Uniting Annual Report 2020-2021

Financial update.

For the year to 30 June 2021

In FY21, the financial result for Uniting NSW.ACT showed signs of significant improvement despite ongoing financial and external pressures within the sectors that we operate in.


This year we yielded a net surplus of $6.9m, up from a $51.8m deficit in FY20. This result reflects strong returns from our financial investment portfolio and the realisation of organisation-wide efficiencies, lower non-recurrent costs and depreciation expenses, which have partially countered continued financial pressures. Notably, in aged care services, subsidies indexation was again much lower than wage inflation, and increased regulatory obligations continued to affect our operating costs. Very low interest rates throughout FY21 also adversely impacted our interest income and aged care accommodation revenue.


Financial pressures were further compounded by the ongoing impacts of the COVID-19 pandemic.
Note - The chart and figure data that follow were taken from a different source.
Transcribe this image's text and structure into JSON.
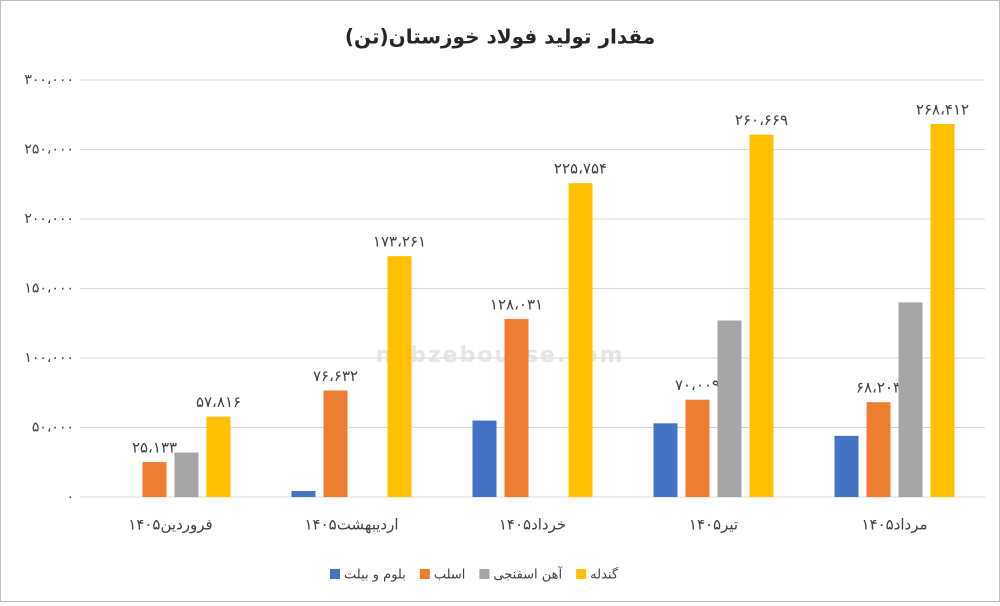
{
  "chart_data": {
    "type": "bar",
    "title": "مقدار تولید فولاد خوزستان(تن)",
    "categories": [
      "فروردین۱۴۰۵",
      "اردیبهشت۱۴۰۵",
      "خرداد۱۴۰۵",
      "تیر۱۴۰۵",
      "مرداد۱۴۰۵"
    ],
    "series": [
      {
        "name": "بلوم و بیلت",
        "color": "#4472c4",
        "values": [
          null,
          4300,
          55000,
          53000,
          44000
        ]
      },
      {
        "name": "اسلب",
        "color": "#ed7d31",
        "values": [
          25133,
          76632,
          128031,
          70009,
          68203
        ],
        "value_labels": [
          "۲۵،۱۳۳",
          "۷۶،۶۳۲",
          "۱۲۸،۰۳۱",
          "۷۰،۰۰۹",
          "۶۸،۲۰۳"
        ]
      },
      {
        "name": "آهن اسفنجی",
        "color": "#a5a5a5",
        "values": [
          32000,
          null,
          null,
          127000,
          140000
        ]
      },
      {
        "name": "گندله",
        "color": "#ffc000",
        "values": [
          57816,
          173261,
          225754,
          260669,
          268412
        ],
        "value_labels": [
          "۵۷،۸۱۶",
          "۱۷۳،۲۶۱",
          "۲۲۵،۷۵۴",
          "۲۶۰،۶۶۹",
          "۲۶۸،۴۱۲"
        ]
      }
    ],
    "ylim": [
      0,
      300000
    ],
    "yticks": [
      {
        "value": 0,
        "label": "۰"
      },
      {
        "value": 50000,
        "label": "۵۰،۰۰۰"
      },
      {
        "value": 100000,
        "label": "۱۰۰،۰۰۰"
      },
      {
        "value": 150000,
        "label": "۱۵۰،۰۰۰"
      },
      {
        "value": 200000,
        "label": "۲۰۰،۰۰۰"
      },
      {
        "value": 250000,
        "label": "۲۵۰،۰۰۰"
      },
      {
        "value": 300000,
        "label": "۳۰۰،۰۰۰"
      }
    ],
    "grid": true,
    "legend": "bottom",
    "watermark": "nabzebourse.com"
  }
}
Despite these challenges, Uniting remained focused on upgrading and replacing some of our facilities, and delivering additional Retirement Living and Social and Affordable Housing developments. We also continued to expand and improve our broad range of programs and initiatives for the people and communities we serve, especially those experiencing disadvantage and vulnerability.


Our scale has helped us weather FY20 losses, and we remained financially sustainable throughout the pandemic. We’re now seeing a steady return to positive results from the deliberate actions that are being taken. Whatever external fluctuations and pressures may come our way next, we remain determined and committed to deliver on our purpose.

FY21 revenue sources

Government subsidies, grants, and program funding represented our main sources of revenue in FY21, followed by resident fees, client fees and other revenue.

FY21 revenue by service stream

Residential Aged Care continued to be our highest revenue generating service stream.

FY21 expenses

Our expenses increased by 0.7% this year. Wages increased by 4.2% due to the ongoing COVID-19 pandemic, offset by a 6% decrease in depreciation and a 20% decrease in other expenses.

FY21 assets

Property, plant and equipment assets increased by 9% this year. Significant investment in new and redeveloped buildings, and IT systems of $226m, were put in place to support better quality practices.

FY21 liabilities

Total liabilities increased by 7% this year. Refundable loans to residents in our aged care homes increased by $39m, and by $16m for independent living residents.

FY21 capital expenditure

Capital expenditure (CAPEX) in Residential Aged Care and Retirement & Independent Living was $182m this year. A further $41m was spent on land and other items.